Explanation of Solution to Christmas Mystery 2013

Christmas Mystery 2013 was based on an image of Joseph's Dream from Matthew 1:20 - 23.  (Joseph in fact has two more dreams in Matthew's rendering of the Nativity story.) This image, appearing on the front of the Christmas card, came from a 19th Century chromolithograph of a portion of the "Life of Christ" window at Chartres Cathedral. (The best commentary on the entire Nativity of Christ in both Matthew and Luke can be found in Raymond Brown's The Birth of the Messiah.)

This image was linked to the Christmas Mystery phrase, "had just settled our brains for a long winter's nap," the eighth line of Clement Clarke Moore's famous poem, "A Visit From Saint Nicholas."   The obvious linkage is that in both the phrase and the image, someone is sleeping.

The puzzle to be solved was created by dividing the image of Joseph's Dream into 36 equal rectangles.

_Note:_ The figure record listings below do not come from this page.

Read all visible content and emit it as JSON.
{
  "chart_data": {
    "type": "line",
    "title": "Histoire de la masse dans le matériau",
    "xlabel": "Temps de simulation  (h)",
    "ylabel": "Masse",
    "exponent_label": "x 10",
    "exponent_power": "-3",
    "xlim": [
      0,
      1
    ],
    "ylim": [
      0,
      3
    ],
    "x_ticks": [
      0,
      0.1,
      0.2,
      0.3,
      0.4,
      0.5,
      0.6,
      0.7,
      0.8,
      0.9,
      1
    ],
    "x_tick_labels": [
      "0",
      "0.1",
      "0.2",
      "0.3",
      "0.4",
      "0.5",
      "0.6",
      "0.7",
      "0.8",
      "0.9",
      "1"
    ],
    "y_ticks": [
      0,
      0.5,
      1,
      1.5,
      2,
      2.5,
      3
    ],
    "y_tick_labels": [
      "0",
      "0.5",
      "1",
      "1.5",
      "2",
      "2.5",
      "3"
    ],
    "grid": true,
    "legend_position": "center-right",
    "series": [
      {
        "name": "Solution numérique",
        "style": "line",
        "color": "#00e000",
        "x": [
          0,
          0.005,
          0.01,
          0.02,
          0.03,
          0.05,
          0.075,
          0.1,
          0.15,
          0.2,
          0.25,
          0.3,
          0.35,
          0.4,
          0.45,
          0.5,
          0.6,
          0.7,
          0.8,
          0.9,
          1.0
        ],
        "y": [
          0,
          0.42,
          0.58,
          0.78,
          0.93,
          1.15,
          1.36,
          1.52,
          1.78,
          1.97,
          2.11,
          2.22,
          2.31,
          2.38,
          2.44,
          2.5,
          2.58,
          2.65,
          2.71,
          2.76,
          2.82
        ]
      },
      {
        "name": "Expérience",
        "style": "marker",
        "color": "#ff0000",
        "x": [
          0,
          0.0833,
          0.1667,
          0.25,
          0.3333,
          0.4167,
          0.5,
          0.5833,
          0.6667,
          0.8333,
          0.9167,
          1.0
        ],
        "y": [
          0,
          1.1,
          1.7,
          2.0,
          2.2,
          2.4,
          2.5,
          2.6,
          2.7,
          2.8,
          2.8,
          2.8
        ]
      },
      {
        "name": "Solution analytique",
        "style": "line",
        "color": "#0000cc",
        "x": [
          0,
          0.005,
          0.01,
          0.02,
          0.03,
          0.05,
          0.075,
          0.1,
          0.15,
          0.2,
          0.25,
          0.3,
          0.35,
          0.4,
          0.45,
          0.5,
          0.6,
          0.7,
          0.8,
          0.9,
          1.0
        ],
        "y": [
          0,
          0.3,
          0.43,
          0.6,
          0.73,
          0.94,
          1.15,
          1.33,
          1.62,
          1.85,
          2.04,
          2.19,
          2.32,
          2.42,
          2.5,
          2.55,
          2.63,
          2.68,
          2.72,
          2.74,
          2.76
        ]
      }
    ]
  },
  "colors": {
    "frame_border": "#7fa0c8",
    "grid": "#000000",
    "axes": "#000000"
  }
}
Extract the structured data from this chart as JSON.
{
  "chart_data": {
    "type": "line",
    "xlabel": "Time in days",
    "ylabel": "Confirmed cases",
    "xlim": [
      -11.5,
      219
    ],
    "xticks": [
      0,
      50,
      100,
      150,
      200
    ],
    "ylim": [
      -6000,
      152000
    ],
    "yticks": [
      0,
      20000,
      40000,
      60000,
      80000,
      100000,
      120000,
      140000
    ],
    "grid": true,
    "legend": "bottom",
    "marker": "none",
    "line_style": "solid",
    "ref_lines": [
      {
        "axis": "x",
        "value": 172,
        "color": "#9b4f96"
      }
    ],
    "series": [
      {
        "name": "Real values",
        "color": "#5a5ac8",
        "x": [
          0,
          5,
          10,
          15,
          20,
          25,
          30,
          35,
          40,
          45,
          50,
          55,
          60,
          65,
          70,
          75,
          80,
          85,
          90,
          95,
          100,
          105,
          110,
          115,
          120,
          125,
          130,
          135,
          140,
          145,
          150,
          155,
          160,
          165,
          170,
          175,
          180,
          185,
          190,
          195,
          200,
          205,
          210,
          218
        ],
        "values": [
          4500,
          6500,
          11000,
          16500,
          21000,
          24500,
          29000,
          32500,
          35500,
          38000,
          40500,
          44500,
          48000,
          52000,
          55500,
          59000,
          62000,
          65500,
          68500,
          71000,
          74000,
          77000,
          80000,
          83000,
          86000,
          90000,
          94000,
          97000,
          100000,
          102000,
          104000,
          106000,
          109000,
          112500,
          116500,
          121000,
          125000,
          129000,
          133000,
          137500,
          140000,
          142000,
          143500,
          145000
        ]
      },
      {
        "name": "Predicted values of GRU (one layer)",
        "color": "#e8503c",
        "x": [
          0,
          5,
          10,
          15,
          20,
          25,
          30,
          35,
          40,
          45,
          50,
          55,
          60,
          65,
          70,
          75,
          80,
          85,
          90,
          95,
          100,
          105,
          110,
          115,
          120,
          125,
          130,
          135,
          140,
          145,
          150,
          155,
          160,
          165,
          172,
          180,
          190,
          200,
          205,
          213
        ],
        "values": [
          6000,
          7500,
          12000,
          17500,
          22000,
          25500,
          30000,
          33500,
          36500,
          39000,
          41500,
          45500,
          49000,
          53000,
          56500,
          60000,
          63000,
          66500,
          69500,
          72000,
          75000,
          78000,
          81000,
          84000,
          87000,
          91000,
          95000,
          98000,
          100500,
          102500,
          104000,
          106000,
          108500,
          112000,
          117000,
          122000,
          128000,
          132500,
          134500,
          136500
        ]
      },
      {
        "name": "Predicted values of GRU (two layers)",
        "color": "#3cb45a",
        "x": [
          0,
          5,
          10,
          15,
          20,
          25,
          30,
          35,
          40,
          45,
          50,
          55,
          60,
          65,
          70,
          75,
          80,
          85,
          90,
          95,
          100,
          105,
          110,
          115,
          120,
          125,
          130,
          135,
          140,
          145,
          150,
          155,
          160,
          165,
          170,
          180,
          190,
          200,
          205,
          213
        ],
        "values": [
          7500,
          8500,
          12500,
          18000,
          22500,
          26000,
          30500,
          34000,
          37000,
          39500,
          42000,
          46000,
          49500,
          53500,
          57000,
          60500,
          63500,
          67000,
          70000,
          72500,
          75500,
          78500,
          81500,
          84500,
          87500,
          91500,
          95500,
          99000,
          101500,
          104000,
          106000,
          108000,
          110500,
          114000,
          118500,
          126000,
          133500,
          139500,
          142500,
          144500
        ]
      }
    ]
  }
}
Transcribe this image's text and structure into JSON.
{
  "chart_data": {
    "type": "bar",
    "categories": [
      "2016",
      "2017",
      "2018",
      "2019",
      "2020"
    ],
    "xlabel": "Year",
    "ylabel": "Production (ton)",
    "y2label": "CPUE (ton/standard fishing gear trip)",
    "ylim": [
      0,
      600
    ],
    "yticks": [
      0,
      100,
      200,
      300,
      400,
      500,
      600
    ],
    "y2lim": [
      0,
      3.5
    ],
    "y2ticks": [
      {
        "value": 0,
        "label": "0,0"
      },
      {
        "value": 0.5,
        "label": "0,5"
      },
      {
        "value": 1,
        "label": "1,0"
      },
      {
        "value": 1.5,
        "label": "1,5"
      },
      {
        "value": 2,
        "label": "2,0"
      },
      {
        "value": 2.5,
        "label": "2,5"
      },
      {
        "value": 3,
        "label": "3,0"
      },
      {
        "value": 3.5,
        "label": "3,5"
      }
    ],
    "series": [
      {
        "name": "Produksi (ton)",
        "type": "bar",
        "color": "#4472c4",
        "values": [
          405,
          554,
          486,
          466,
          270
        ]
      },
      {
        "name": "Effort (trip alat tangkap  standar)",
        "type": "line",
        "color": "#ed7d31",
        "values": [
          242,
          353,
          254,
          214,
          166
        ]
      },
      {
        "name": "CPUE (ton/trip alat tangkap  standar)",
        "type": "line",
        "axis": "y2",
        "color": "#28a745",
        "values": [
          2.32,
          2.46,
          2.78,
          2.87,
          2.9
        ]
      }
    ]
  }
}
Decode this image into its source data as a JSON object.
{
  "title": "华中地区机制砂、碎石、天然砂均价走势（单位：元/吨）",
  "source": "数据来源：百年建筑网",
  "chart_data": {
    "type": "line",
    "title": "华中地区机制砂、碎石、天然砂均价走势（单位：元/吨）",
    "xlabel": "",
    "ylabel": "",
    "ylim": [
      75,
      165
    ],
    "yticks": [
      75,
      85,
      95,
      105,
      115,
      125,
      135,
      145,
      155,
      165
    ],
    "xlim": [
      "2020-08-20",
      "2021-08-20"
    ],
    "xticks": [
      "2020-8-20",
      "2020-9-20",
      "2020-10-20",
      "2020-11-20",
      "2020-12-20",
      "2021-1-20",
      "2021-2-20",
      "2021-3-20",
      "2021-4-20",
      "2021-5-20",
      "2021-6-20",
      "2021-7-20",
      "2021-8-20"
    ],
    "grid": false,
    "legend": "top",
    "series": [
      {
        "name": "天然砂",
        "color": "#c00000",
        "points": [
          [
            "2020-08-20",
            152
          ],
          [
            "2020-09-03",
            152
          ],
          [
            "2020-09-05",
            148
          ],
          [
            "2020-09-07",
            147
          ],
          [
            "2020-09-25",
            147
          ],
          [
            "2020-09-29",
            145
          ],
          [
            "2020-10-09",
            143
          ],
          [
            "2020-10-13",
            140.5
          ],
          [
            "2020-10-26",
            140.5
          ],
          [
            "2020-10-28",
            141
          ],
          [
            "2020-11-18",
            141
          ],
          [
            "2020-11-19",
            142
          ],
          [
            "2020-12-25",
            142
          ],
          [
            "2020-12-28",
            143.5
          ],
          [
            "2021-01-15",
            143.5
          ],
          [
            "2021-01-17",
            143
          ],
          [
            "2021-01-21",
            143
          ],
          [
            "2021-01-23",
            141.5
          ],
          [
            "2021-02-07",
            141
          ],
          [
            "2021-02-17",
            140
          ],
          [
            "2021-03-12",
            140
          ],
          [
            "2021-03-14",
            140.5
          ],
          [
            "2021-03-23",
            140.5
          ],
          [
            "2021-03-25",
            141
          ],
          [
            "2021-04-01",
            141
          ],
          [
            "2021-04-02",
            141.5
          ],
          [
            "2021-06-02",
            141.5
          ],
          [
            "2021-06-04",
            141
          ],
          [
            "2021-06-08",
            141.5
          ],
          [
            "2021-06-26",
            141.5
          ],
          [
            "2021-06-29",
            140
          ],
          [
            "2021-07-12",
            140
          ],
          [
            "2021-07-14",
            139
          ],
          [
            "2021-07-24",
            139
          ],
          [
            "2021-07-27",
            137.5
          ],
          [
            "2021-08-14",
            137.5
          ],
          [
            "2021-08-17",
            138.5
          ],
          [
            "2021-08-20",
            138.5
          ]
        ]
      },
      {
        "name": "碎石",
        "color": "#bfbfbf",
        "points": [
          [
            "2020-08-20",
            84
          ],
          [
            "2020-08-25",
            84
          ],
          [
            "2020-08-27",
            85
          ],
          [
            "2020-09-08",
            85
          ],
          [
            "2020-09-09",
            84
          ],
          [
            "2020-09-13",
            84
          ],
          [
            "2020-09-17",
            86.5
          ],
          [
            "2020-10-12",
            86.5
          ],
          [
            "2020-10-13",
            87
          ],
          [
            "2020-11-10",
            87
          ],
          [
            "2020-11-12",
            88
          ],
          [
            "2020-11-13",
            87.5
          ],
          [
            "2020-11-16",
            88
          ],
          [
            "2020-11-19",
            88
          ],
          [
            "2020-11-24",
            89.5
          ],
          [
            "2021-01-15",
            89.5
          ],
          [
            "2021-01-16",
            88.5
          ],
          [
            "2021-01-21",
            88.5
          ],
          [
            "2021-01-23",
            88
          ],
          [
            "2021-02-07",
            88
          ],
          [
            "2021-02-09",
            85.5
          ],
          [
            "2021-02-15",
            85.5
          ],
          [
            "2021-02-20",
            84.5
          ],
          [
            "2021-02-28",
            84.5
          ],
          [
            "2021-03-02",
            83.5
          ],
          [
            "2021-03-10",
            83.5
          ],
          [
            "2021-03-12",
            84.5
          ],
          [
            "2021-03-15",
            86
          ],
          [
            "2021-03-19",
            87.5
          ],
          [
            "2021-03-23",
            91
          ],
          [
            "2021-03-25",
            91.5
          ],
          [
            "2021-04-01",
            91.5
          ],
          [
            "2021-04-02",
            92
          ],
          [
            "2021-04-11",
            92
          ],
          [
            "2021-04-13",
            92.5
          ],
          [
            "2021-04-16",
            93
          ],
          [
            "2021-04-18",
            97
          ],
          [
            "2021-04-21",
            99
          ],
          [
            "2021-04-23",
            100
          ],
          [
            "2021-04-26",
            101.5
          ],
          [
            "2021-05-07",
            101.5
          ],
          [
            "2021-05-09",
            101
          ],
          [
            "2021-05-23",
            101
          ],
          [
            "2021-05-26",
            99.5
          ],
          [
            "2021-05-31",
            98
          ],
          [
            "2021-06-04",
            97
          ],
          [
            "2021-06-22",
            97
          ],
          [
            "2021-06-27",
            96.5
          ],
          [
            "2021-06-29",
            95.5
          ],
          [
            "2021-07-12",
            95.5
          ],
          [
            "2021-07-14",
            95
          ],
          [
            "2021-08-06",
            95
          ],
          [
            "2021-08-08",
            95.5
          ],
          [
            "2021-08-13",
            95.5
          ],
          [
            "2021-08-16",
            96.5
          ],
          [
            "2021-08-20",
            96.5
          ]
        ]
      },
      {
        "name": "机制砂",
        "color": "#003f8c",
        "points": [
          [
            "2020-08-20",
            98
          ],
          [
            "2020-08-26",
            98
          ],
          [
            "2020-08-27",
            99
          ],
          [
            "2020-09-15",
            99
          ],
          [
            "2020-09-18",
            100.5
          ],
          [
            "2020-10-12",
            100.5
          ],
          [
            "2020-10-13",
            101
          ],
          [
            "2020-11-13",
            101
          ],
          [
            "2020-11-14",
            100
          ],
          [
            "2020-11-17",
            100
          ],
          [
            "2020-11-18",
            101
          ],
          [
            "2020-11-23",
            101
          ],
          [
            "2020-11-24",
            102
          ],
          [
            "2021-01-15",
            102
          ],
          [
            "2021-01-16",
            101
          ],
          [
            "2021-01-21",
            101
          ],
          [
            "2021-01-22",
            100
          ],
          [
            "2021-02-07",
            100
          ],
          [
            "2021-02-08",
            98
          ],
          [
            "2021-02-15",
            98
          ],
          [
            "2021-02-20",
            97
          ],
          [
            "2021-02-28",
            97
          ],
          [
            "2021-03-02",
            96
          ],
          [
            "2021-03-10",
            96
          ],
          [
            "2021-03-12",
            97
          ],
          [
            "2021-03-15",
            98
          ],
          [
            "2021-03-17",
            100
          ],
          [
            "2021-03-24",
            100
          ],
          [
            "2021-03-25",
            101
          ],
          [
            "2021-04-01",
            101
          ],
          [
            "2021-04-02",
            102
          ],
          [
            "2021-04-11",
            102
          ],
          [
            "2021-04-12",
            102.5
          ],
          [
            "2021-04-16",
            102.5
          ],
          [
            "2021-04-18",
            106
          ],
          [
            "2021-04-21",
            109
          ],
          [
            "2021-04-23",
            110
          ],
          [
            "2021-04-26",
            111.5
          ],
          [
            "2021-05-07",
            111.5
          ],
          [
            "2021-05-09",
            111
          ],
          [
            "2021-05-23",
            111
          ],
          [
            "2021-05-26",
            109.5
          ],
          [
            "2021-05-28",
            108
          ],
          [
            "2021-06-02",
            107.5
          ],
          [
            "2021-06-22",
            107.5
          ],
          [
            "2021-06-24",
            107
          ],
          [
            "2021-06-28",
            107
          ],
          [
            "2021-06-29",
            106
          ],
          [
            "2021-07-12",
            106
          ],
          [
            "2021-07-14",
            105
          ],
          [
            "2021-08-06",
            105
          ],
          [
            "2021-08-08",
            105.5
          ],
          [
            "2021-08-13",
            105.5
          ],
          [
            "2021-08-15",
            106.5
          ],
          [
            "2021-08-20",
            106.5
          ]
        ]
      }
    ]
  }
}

Beginning with the rectangle in the upper left, each letter of the alphabet was assigned to a rectangle, moving to the right in each row.  So the images of the first row were assigned letters "a," "b," "c," "d," "e," and "f."  This continues with subsequent rows until the alphabet is finished. The final ten rectangles were assigned to digits 0 thru 9. 

The above image shows the rectangles that were not used in the puzzle with their assigned letters or numbers.  The rectangles that were used in the puzzle do not have their corresponding letters showing, so as to aid anyone trying to reconstruct the phrase.

The rectangular images corresponding to the letters of the phrase, "had just settled our brains for a long winters nap" (leaving out the apostrophe from winter's, as well as any punctuation at the end of the line) were then placed in proper order in a grid of 64 rectangles.  The blank space(s) between words were simply filled in with images from the past 12 months, all but one of which I had taken.

So, for example, the first three rectangular images in the upper left of the puzzle correspond to the letters "h," "a," and "d."  The entire phrase can be constructed quite easily once this correspondence is understood between images and their letters.

A simple poetic clue was constructed that was intended to point the reader to approach the puzzle's images much like one would approach a "Wheel of Fortune" puzzle.  The only difference being is you had to be your own "Vanna White" sleuth to figure it out!

Finally, the phrase "had just settled our brains for a long winter's nap," is usually rendered in today's printings of the poem as "had just settled down for a long winter's nap."  However, the evidence clearly points to the former as being the original text that Moore first penned in 1822. Moore subsequently wrote the poem out in long hand a number of times, and one of the copies is held by the Huntington Library in San Marino, CA.

The origin of "A Visit from Saint Nicholas" is recounted by one of Moore's descendants in The Visit.